Bendiocarb is an acutely toxic carbamate insecticide used in public health and agriculture and is effective against a wide range of nuisance and disease vector insects. Many bendiocarb products are or were sold under the tradenames "Ficam" and "Turcam."

All bendiocarb-containing products in the United States were recently cancelled, after its manufacturers voluntarily chose to pull their products off the market, rather than conduct additional safety studies required by the EPA. In other countries, it is still used in homes, industrial plants, and food storage sites to control bedbugs, mosquitoes, flies, wasps, ants, fleas, cockroaches, silverfish, and ticks but can be used against a wide variety of insects as well as snails and slugs. It is one of 12 insecticides recommended by the World Health Organization for use in malaria control.

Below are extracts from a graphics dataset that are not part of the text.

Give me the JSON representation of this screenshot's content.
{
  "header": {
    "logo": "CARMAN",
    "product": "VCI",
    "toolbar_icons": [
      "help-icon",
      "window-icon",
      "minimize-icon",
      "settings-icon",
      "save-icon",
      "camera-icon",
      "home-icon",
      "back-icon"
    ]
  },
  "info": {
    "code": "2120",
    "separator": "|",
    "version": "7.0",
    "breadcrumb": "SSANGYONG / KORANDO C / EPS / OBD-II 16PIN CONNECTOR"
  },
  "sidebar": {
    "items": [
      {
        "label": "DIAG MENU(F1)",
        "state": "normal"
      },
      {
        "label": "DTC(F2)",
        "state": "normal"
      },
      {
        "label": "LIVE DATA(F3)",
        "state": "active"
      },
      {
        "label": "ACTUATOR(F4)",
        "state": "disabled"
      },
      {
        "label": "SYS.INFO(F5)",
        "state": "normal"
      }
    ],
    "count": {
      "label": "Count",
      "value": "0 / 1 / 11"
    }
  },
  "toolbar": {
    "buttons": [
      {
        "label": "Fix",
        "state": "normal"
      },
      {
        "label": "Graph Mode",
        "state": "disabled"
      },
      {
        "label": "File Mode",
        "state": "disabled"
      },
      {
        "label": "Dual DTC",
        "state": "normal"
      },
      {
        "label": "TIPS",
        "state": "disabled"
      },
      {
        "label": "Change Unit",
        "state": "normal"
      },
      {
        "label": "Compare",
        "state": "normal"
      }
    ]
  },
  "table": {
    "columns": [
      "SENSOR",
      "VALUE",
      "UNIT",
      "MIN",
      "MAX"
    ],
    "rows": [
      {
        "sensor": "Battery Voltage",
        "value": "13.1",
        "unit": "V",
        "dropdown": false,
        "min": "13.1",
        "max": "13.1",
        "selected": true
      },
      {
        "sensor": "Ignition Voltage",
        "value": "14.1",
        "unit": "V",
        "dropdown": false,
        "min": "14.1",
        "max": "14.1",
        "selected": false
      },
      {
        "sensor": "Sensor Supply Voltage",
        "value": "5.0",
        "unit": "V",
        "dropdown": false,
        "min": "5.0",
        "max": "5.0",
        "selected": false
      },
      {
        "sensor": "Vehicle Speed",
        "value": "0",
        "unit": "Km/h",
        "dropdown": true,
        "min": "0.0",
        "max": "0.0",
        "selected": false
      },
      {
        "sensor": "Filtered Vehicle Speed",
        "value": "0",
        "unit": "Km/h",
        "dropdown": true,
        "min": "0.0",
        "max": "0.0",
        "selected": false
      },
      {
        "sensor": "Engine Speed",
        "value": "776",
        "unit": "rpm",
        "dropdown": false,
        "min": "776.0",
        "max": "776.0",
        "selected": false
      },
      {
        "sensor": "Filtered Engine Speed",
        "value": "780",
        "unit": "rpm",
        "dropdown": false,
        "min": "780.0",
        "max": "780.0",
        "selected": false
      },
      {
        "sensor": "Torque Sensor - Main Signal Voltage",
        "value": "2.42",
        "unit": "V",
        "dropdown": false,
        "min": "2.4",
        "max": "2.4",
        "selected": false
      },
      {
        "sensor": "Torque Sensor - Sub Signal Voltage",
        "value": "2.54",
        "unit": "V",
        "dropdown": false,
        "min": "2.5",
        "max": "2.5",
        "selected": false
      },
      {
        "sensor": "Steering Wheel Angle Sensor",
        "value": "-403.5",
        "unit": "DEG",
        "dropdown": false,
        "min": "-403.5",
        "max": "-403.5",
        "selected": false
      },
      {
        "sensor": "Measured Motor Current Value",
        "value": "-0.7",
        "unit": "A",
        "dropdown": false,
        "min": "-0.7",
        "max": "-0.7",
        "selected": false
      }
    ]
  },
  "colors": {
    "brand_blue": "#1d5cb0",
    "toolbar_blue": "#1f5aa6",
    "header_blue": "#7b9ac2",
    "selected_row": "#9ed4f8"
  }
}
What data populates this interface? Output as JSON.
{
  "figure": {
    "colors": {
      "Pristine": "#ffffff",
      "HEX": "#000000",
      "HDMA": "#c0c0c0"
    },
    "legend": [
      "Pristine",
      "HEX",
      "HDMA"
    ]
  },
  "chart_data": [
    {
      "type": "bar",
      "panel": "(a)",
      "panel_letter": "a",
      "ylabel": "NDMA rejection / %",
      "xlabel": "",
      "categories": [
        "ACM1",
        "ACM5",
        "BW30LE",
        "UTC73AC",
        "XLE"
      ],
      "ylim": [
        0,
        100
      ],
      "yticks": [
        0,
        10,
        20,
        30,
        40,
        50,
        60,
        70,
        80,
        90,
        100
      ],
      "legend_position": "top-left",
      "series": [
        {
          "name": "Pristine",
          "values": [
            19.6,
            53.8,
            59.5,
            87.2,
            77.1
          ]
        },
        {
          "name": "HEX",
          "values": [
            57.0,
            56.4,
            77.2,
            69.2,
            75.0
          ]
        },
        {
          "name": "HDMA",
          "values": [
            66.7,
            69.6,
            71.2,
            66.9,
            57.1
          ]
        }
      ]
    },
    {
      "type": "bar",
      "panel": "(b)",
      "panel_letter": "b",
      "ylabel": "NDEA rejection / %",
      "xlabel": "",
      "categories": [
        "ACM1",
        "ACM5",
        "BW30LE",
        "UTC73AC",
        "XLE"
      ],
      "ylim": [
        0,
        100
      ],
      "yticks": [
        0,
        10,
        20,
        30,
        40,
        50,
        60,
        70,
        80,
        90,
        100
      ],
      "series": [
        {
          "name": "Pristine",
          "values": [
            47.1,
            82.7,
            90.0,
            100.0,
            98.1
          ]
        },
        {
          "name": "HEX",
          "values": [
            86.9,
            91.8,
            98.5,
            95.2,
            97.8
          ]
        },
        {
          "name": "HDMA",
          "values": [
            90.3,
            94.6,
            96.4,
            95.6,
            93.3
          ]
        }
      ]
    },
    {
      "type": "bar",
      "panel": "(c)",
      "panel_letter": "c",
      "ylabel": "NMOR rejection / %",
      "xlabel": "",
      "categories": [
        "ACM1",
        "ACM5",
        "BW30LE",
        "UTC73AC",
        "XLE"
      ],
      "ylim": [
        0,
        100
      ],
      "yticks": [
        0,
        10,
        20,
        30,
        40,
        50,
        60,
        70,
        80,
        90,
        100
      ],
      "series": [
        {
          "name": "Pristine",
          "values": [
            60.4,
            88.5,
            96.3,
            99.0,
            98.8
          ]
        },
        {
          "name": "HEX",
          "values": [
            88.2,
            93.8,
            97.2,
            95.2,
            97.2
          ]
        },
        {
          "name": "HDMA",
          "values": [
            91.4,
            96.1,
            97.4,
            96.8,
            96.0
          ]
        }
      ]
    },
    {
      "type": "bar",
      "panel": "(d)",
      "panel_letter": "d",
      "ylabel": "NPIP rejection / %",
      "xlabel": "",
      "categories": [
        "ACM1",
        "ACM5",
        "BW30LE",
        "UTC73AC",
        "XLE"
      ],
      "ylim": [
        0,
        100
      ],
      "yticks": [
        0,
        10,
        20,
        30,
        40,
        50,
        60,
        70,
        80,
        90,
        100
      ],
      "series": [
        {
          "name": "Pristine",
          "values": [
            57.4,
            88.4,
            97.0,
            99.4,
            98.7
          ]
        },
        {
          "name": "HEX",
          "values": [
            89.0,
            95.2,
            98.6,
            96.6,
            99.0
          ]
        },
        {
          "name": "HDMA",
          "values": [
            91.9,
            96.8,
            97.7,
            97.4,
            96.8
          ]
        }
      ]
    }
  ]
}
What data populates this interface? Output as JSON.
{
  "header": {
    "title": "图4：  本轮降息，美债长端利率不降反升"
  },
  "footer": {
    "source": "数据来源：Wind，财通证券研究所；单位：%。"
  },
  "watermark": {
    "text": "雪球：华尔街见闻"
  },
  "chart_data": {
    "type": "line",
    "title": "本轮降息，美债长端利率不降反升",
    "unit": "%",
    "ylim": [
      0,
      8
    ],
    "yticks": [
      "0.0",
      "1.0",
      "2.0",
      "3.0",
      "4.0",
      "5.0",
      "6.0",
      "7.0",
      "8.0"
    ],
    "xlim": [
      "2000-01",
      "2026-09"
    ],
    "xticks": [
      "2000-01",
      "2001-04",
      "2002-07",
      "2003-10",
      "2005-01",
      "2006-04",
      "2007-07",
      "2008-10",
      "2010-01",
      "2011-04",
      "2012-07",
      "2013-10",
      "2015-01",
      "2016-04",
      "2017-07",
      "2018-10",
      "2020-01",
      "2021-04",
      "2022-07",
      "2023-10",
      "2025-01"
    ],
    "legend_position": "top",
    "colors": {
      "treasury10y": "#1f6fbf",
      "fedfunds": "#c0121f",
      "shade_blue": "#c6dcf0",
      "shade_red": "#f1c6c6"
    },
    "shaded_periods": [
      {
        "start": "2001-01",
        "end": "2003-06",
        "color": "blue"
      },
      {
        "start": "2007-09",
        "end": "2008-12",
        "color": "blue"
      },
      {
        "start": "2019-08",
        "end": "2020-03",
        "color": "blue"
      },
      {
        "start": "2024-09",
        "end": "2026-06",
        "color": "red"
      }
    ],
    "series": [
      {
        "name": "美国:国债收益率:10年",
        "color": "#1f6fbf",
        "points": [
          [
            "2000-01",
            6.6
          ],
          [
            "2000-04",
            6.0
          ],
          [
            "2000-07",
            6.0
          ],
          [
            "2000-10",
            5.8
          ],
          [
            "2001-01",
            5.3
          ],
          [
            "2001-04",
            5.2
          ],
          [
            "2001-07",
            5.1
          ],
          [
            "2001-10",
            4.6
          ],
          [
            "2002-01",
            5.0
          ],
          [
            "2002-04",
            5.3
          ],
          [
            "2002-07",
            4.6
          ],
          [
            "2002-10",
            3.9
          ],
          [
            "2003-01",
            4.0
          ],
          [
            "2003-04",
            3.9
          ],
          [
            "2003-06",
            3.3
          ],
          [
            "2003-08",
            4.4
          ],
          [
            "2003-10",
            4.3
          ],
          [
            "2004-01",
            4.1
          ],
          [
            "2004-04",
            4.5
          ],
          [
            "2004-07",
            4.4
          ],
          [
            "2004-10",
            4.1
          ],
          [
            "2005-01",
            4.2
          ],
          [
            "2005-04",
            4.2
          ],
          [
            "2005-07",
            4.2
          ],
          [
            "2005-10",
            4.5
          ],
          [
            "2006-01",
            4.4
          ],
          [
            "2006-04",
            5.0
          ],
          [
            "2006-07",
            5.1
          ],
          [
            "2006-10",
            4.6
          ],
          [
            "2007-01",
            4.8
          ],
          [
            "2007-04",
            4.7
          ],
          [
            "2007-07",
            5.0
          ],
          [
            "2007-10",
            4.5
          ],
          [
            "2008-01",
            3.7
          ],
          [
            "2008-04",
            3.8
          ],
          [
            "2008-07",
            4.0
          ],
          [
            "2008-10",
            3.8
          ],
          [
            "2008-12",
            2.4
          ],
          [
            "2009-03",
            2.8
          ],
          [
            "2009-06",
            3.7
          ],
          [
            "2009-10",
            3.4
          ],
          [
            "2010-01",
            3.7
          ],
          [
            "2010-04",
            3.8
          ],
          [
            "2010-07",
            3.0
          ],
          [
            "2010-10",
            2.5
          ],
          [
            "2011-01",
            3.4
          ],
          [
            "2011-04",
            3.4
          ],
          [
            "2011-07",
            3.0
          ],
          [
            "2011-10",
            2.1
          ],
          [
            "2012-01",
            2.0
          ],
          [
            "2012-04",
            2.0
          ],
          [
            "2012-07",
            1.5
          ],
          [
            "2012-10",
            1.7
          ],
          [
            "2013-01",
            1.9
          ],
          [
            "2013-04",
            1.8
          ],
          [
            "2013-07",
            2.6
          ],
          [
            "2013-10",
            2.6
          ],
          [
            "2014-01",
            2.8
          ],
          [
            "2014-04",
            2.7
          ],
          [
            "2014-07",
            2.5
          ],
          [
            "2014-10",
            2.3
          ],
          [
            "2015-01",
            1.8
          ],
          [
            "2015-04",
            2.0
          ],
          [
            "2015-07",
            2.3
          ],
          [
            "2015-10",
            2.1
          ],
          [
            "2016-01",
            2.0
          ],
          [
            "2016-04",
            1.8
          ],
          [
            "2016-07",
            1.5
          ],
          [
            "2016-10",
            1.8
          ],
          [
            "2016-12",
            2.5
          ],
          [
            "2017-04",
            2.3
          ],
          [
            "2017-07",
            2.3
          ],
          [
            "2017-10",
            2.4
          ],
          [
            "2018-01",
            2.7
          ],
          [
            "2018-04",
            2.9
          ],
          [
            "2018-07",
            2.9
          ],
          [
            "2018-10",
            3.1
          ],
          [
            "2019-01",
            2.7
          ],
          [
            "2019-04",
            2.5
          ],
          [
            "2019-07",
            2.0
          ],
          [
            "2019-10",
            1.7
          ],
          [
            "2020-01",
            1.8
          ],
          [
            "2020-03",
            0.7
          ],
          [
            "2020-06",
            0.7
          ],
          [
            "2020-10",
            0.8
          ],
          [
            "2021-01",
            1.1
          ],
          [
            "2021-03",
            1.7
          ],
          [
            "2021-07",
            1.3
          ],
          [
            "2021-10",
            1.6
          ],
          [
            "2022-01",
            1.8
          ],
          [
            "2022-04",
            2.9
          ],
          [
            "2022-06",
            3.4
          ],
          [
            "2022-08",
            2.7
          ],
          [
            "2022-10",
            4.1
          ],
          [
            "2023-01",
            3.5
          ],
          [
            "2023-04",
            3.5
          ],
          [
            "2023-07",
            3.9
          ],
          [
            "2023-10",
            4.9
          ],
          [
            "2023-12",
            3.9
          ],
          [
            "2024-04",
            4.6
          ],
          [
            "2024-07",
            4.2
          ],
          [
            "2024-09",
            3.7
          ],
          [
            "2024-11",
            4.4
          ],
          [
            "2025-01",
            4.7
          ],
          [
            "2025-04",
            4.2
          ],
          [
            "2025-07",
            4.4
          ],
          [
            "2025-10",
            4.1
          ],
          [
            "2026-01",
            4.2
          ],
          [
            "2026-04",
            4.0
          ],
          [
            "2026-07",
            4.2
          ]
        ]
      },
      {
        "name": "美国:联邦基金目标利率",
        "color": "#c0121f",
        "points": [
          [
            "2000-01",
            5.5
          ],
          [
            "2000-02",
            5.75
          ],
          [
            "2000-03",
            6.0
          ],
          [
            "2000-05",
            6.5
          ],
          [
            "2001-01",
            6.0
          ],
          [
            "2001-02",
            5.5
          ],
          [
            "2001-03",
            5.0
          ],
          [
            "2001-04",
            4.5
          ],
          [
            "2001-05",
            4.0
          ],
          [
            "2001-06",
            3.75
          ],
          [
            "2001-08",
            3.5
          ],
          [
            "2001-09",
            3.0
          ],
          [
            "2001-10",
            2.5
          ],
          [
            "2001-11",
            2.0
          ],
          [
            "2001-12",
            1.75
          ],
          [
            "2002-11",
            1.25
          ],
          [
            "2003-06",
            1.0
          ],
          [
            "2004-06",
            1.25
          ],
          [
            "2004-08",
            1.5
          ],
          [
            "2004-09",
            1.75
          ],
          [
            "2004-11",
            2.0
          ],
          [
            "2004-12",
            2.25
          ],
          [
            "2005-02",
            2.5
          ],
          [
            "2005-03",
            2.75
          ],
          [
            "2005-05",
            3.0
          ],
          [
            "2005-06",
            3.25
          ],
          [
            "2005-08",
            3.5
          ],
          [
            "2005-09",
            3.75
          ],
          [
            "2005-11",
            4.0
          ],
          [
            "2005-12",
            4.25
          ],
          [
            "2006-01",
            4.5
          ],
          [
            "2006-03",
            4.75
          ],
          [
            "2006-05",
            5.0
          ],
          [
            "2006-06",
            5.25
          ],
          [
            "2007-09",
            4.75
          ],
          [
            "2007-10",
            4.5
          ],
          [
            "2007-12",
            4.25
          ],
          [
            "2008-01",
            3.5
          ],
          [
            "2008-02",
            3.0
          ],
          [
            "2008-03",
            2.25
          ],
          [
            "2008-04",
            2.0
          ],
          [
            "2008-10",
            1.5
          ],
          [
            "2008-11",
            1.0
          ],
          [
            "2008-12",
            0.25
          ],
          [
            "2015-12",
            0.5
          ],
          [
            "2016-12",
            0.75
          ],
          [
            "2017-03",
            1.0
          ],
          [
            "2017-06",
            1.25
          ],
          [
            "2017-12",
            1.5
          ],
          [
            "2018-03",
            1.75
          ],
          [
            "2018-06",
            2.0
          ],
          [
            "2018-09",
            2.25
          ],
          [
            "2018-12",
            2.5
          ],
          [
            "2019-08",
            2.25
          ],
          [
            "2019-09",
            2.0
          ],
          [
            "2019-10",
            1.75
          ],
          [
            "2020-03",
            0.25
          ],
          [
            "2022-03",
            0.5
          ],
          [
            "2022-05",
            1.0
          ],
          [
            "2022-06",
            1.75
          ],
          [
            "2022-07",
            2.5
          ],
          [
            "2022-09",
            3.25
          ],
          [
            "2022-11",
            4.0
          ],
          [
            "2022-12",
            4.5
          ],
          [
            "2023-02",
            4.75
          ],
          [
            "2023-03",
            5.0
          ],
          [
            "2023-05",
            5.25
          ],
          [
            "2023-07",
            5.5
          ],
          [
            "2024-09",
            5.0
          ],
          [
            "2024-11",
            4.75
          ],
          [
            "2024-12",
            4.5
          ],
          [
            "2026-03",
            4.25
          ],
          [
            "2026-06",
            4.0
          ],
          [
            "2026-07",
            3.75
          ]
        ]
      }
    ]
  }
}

Bendiocarb is not considered to be carcinogenic, but it is acutely toxic. Like other carbamates, it reversibly inhibits acetylcholinesterase, an enzyme required for normal transmission of nerve impulses. Bendiocarb binds to the active site of this enzyme leading to an accumulation of acetylcholine, which is required for the transmission of nerve impulses, at nerve muscle sites.

Bendiocarb was invented in 1971 and was first introduced into the market by Fisons Ltd. It is currently marketed by Bayer CropScience and Kuo Ching under various trade names: Ficam, Dycarb, Garvox, Turcam, Niomil, Seedox, Tattoo

Bendiocarb is highly toxic to birds and fish. In addition, recently, a study in bone marrow cells of Calotes versicolor lizard demonstrated that chronic exposure to this contaminant increases the level of cytoxicity and genotoxicity (Anisha et al., 2019). In mammalian tissue, carbamates are generally excreted rapidly and do not accumulate.